Loureiro Ana I, Rocha Francisco, Santos Ana T, Singh Nand, Bonifácio Maria João, Pinto Rui, Kiss Laszlo E, Soares-da-Silva Patrício
Department of Research and Development, BIAL - Portela & Cª. S.A., S Mamede do Coronado, Portugal.
Quotient Sciences - Sherwood House Mere Way, Ruddington Fields, Nottingham, UK.
Br J Clin Pharmacol. 2022 Oct;88(10):4540-4551. doi: 10.1111/bcp.15383. Epub 2022 May 20.
The absorption, metabolism and excretion of opicapone (2,5-dichloro-3-(5-[3,4-dihydroxy-5-nitrophenyl]-1,2,4-oxadiazol-3-yl)-4,6-dimethylpyridine 1-oxide), a selective catechol-O-methyltransferase inhibitor, were investigated.

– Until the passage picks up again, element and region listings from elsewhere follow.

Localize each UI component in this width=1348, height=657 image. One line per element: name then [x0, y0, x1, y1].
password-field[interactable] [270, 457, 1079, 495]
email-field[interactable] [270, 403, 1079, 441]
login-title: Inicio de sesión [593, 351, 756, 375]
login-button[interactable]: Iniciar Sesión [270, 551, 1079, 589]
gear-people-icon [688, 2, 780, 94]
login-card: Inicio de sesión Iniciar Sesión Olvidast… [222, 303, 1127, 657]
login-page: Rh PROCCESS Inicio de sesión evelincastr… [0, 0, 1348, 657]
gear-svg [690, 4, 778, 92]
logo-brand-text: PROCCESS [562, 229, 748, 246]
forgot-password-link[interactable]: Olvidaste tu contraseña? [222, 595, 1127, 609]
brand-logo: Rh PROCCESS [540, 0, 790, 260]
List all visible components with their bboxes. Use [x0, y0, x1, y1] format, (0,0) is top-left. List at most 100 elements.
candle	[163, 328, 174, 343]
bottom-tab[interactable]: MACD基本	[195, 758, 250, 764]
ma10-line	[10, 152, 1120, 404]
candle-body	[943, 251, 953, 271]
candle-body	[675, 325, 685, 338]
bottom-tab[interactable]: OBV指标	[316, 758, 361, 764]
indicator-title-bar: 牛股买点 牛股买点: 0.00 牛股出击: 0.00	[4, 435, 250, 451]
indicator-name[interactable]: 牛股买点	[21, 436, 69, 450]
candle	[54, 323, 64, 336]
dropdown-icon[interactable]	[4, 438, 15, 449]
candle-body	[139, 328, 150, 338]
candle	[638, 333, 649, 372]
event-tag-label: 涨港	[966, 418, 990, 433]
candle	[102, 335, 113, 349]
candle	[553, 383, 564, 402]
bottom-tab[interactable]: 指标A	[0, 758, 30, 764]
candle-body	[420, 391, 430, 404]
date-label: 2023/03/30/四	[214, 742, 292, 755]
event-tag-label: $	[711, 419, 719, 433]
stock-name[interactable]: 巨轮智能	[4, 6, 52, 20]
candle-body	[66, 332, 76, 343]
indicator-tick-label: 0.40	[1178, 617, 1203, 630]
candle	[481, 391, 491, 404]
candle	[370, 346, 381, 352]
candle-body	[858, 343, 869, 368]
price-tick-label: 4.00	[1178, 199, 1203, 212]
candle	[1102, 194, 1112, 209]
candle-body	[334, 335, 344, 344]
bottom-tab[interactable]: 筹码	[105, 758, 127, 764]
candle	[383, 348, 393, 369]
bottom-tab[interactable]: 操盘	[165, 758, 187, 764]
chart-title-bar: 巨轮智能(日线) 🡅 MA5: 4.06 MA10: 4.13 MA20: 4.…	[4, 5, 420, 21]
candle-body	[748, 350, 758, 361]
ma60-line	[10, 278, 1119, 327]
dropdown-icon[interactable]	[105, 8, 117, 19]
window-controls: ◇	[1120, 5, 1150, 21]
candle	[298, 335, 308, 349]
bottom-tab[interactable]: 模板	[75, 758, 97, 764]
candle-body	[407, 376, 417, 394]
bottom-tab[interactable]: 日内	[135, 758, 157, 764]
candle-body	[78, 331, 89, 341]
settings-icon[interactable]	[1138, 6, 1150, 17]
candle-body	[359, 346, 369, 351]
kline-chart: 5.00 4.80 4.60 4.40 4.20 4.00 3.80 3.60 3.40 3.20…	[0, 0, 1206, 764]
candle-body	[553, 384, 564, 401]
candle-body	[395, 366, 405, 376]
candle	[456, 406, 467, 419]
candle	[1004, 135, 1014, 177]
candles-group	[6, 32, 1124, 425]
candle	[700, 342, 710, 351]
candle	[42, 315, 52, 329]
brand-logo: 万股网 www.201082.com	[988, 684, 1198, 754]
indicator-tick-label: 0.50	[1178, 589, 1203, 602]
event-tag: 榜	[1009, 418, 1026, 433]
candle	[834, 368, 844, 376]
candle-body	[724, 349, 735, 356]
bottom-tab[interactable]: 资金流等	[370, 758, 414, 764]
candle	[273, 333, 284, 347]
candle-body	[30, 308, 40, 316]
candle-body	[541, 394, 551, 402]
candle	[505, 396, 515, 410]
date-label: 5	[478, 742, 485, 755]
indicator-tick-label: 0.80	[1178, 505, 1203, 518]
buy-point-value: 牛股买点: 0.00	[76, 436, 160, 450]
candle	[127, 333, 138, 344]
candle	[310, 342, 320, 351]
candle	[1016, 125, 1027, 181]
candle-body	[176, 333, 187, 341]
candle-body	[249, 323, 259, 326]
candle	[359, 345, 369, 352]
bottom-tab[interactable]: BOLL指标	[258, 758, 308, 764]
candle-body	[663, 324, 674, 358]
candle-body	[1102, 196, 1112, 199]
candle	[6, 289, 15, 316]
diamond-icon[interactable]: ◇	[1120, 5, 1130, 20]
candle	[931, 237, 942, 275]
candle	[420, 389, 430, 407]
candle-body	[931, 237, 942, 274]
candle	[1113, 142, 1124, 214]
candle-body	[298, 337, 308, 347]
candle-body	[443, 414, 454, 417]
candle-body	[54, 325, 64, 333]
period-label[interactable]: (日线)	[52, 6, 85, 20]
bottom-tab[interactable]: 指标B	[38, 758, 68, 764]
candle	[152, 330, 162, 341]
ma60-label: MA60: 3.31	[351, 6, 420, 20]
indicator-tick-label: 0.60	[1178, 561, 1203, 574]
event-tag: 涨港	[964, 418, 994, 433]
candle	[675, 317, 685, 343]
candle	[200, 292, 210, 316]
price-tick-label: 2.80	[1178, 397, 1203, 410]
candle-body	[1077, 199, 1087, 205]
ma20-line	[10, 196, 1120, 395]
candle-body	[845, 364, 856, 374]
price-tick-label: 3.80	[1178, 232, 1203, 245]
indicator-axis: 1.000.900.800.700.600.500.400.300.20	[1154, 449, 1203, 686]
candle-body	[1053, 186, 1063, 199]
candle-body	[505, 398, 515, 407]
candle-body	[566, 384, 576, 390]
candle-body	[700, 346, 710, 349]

Plasma, urine and faeces were collected from healthy male subjects following a single oral dose of 100 mg [ C]-opicapone. The mass balance of [ C]-opicapone and metabolic profile were evaluated.
The recovery of total administered radioactivity averaged >90% after 144 hours. Faeces were the major route of elimination, representing 70% of the administered dose; 5% and 20% were excreted in urine and expired air, respectively. The C of total radioactivity matched that of unchanged opicapone, whereas the total radioactivity remained quantifiable for a longer period, attributed to the contribution of opicapone metabolites, involving primarily 3-O-sulfate conjugation (58.6% of total circulating radioactivity) at the nitrocatechol ring. Other circulating metabolites, accounting for <10% of the radioactivity exposure, were formed by glucuronidation, methylation, N-oxide reduction and gluthatione conjugation. Additionally, various other metabolites resulting from combinations with the opicapone N-oxide reduced form at the 2,5-dichloro-4,6-dimethylpyridine 1-oxide moiety, including nitro reduction and N-acetylation, reductive opening and cleavage of the 1,2,4-oxadiazole ring and the subsequent hydrolysis products were identified, but only in faeces, suggesting the involvement of gut bacteria.
[ C]-opicapone was fully excreted through multiple metabolic pathways. The main route of excretion was in faeces, where opicapone may be further metabolized via reductive metabolism involving the 1,2,4-oxadiazole ring-opening and subsequent hydrolysis.
研究选择性儿茶酚-O-甲基转移酶抑制剂奥匹卡朋(2,5-二氯-3-(5-[3,4-二羟基-5-硝基苯基]-1,2,4-恶二唑-3-基)-4,6-二甲基吡啶1-氧化物)的吸收、代谢及排泄情况。
健康男性受试者单次口服100mg[C] -奥匹卡朋后,收集其血浆、尿液和粪便。评估[C] -奥匹卡朋的质量平衡及代谢谱。
144小时后,总给药放射性回收率平均>90%。粪便为主要排泄途径,占给药剂量的70%;5%和20%分别经尿液和呼出气体排泄。总放射性的曲线下面积与未变化的奥匹卡朋的曲线下面积匹配,而总放射性在更长时间内仍可定量,这归因于奥匹卡朋代谢产物的作用,主要是硝基儿茶酚环上的3-O-硫酸盐结合(占总循环放射性的58.6%)。其他循环代谢产物占放射性暴露的比例<10%,通过葡萄糖醛酸化、甲基化、N-氧化物还原和谷胱甘肽结合形成。此外,在2,5-二氯-4,6-二甲基吡啶1-氧化物部分与奥匹卡朋N-氧化物还原形式结合产生的各种其他代谢产物,包括硝基还原和N-乙酰化、1,2,4-恶二唑环的还原开环和裂解以及随后的水解产物均被鉴定出来,但仅在粪便中出现,提示肠道细菌参与其中。
[C] -奥匹卡朋通过多种代谢途径完全排泄。主要排泄途径是粪便,在粪便中奥匹卡朋可能通过涉及1,2,4-恶二唑环开环及随后水解的还原代谢进一步代谢。